Yaa'all over thinking it.
I say radiator. It's a common issue. Your rebuilt motor is way more efficient now, and cooking that dino to higher BTUs. Your old rad can't keep up. Have it serviced or replaced.
Yaa'all over thinking it.
I say radiator. It's a common issue. Your rebuilt motor is way more efficient now, and cooking that dino to higher BTUs. Your old rad can't keep up. Have it serviced or replaced.
Oh yeah, a hose CAN cause overheat. Look at the lower hose with motor running. If it collapses, it will cause flow restriction. It's best to have a wire coil in the bottom hose. ( looks like a spring )

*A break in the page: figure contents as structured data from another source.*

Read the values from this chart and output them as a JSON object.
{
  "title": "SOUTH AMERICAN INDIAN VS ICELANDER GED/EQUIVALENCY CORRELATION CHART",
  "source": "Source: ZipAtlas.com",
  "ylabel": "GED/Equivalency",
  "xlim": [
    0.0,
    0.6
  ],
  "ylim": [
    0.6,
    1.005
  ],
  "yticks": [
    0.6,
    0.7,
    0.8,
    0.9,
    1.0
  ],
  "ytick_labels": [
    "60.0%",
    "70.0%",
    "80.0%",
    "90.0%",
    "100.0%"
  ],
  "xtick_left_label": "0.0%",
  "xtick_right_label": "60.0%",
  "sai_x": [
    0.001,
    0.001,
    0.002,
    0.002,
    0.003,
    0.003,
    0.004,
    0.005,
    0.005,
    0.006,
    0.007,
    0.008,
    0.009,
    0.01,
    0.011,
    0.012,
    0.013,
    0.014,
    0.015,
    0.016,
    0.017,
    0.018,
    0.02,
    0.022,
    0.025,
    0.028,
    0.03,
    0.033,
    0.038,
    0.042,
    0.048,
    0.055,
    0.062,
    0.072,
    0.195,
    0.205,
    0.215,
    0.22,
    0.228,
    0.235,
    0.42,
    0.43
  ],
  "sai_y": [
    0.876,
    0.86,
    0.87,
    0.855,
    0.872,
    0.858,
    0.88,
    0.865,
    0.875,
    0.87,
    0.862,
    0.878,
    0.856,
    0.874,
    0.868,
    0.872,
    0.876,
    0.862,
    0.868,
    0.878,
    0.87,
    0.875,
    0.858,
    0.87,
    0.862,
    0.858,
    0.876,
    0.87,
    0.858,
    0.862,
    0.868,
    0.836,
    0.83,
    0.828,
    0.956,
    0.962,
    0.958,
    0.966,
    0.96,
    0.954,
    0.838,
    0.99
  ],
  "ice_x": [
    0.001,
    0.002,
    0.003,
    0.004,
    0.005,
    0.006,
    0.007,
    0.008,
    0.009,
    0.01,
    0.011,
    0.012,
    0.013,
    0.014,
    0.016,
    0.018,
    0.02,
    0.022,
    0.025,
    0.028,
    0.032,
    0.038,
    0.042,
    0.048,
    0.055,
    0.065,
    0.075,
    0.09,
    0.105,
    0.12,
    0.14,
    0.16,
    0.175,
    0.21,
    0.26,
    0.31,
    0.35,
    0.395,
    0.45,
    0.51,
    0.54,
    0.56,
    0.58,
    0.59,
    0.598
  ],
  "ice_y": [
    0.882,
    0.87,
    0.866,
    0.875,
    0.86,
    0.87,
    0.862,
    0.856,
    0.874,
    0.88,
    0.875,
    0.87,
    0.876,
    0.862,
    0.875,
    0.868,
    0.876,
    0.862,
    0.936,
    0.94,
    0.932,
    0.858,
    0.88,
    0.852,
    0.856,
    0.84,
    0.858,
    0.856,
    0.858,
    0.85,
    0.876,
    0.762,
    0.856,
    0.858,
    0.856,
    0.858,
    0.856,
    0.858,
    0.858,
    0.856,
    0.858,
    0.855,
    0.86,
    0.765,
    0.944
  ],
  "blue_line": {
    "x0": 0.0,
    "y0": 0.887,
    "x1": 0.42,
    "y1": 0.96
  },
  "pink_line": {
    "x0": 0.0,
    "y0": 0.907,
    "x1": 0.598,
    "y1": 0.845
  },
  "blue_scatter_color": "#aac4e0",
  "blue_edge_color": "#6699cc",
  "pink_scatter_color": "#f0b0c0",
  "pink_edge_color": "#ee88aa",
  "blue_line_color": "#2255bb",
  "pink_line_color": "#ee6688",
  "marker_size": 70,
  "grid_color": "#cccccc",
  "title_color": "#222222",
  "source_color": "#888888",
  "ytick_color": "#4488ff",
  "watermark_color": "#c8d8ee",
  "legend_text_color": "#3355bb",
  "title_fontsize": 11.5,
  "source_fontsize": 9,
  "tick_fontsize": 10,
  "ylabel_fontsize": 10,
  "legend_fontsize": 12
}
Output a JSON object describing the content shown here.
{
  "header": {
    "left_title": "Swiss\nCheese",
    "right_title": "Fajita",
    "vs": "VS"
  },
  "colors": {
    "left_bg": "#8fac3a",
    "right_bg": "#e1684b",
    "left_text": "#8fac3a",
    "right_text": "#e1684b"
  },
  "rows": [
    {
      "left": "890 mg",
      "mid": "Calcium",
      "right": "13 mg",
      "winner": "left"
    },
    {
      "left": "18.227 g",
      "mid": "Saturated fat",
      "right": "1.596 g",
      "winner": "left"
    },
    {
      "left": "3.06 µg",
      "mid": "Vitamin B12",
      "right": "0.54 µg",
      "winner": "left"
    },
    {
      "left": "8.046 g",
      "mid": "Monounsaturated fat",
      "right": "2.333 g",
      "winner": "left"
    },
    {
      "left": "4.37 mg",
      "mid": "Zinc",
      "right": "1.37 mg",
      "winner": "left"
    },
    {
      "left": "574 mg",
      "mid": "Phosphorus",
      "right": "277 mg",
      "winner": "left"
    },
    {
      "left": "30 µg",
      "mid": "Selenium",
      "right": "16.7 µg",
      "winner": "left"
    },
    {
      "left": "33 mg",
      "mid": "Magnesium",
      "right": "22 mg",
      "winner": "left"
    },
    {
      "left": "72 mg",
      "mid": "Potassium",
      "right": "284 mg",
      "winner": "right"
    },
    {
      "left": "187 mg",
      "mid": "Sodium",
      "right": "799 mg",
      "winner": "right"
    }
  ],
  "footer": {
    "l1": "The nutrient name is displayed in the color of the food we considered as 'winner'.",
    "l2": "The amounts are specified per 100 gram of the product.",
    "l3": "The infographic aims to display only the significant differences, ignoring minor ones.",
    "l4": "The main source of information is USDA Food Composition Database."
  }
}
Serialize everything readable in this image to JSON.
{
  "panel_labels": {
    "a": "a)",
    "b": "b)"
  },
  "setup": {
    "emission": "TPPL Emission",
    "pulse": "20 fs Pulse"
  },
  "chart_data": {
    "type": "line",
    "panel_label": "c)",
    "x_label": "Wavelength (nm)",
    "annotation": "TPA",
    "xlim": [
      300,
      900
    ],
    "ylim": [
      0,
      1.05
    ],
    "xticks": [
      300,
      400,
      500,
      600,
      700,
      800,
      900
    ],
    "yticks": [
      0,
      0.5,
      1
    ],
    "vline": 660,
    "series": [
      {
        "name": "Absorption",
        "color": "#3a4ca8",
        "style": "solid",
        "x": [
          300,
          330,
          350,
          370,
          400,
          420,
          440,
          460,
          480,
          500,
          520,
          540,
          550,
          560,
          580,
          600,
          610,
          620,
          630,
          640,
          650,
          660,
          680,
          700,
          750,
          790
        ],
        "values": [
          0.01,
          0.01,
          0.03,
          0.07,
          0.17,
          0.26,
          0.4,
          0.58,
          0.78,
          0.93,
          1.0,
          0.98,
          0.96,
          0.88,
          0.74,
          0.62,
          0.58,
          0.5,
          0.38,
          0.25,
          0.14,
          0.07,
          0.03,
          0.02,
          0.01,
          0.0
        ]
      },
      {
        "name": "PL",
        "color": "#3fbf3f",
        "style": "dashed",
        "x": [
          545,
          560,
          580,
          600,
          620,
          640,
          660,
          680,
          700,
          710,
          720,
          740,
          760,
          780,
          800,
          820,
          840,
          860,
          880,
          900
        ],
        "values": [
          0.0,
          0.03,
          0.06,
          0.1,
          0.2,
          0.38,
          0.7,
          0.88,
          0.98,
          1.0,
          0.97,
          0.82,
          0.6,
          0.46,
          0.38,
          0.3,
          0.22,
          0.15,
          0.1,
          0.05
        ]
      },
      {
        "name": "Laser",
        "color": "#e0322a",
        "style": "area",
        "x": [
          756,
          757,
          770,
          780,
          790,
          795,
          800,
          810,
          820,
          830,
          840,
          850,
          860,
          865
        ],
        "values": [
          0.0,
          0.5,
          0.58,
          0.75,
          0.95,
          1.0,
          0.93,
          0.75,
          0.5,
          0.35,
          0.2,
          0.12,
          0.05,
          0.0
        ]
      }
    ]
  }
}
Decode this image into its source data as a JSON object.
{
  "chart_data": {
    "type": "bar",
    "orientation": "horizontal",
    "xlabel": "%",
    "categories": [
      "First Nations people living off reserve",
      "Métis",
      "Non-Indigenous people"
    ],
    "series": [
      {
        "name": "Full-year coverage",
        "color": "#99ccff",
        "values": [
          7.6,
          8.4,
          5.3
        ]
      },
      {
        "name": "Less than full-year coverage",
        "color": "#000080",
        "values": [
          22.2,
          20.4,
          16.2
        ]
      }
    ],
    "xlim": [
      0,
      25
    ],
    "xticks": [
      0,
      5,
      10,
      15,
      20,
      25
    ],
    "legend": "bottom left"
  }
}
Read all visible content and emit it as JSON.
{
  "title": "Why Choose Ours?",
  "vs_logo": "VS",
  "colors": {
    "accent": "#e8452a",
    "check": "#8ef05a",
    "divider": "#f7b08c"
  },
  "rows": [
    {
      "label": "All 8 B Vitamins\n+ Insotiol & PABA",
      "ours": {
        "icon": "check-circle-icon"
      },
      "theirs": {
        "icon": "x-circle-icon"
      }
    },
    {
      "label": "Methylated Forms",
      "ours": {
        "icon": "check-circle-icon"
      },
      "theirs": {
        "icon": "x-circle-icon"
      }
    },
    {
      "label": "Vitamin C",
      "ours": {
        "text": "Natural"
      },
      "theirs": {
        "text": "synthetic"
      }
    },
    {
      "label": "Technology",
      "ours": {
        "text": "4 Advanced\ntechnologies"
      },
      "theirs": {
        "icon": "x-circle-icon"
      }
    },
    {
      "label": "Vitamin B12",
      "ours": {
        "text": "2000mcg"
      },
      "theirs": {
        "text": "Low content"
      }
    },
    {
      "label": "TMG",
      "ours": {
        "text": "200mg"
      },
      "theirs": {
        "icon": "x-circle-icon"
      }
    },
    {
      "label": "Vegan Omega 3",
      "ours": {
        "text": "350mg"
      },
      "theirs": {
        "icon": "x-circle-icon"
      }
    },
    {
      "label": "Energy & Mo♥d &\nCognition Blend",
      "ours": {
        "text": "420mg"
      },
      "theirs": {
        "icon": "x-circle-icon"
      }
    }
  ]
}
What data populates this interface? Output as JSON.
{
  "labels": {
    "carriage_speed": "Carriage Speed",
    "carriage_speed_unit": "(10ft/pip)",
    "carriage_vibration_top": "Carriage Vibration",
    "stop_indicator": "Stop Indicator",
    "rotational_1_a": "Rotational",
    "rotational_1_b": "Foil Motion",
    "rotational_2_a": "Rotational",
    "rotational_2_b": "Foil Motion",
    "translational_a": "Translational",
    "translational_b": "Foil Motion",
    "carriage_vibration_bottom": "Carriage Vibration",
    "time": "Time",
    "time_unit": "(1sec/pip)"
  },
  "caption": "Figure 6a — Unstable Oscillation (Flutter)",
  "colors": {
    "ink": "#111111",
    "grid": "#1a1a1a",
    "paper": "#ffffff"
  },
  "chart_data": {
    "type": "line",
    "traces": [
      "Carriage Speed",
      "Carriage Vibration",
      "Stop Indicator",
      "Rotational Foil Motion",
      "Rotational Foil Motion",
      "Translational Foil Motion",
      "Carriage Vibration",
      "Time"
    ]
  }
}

I don't agree. This is a mild build, not that far from stock and an old radiator may have reduced capacity but it's not going to exhibit the fast temperature spike described. A radiator problem will be one that keeps creeping up and cannot handle capacity over time, IMO. You're saying that you can't even get past startup and the temperature is spiking. Here's link hat shows the back side of the two styles of pumps, and you can tell by the flow path which one you have. The impeller may not be so easy, but as noted at the bottom of the page it doesn't "cup" water, but creates a pressure difference that slings the water out the ends - Direction of water pump | FlowKooler Water Pumps - Chevy, Dodge, Jeep, Ford, & more There may be better links out there, but this one popped up early in the quest.
From post 1.. Radiator was cleaned.
BTW, welcome to the club, good to see you here and good luck on your "issue"! :LOL:
Can you verify / check coolant flow into the radiator? can you see the fluid moving?
If you have the thermostat out, and if you don't have the coolant to high, you may be able to see what kind of flow the pump is making.
If you do break it down. Be careful to verify the head gaskets have all the holes lined up with th eholes in the block.. that's my guess as to the real issue.. :LOL:
Oil pressure--
Verify pickup is installed correctly // hasnt fallen off
Was the short block checked to verify the torque required to turn the engine over? Usually after the short block is assembled, you put a torque wrench on the crank and measure the torque....excessive torque suggests stuff like tight bearings, bent crank, tight pistons, etc.
Mike
Okay got both issues resolved thanks to all of the help from everyone on here. Alright the oil pressure issue was my dumb mistake I left the oil galley plugs out of the front of the engine, A mistake that I am pretty safe in saying will not happen on my next build. Oil pressure is now 60 psi at an idle cold or warm. The overheating was due to a bad fan clutch replaced and now the engine runs at 180 with out a thermostat, which it is getting as soon as I get to the store today. I would like to say thank you for all of the help and great input received on here. I am going to be starting another engine as soon as I get the old block back from the machine shop and have all of the specifications on it. I have started another thread under small block chevy and would take any all input on setting it. Now I get to wonder if I did and how much damage I did to the engine by me mistake.
Good to hear you got things working, it's usually the simple and obvious that gets missed!!!
Ok got that done now ever since the first start up I am getting a lot of lifter noise from the engine. Not sure if I got the valves adjusted right, if some damage has been done with the previous problems, or if this is a normal break in noise for new lifters. Any suggestions on what to look for and I will be resetting the valve lash again just to be sure I got it right.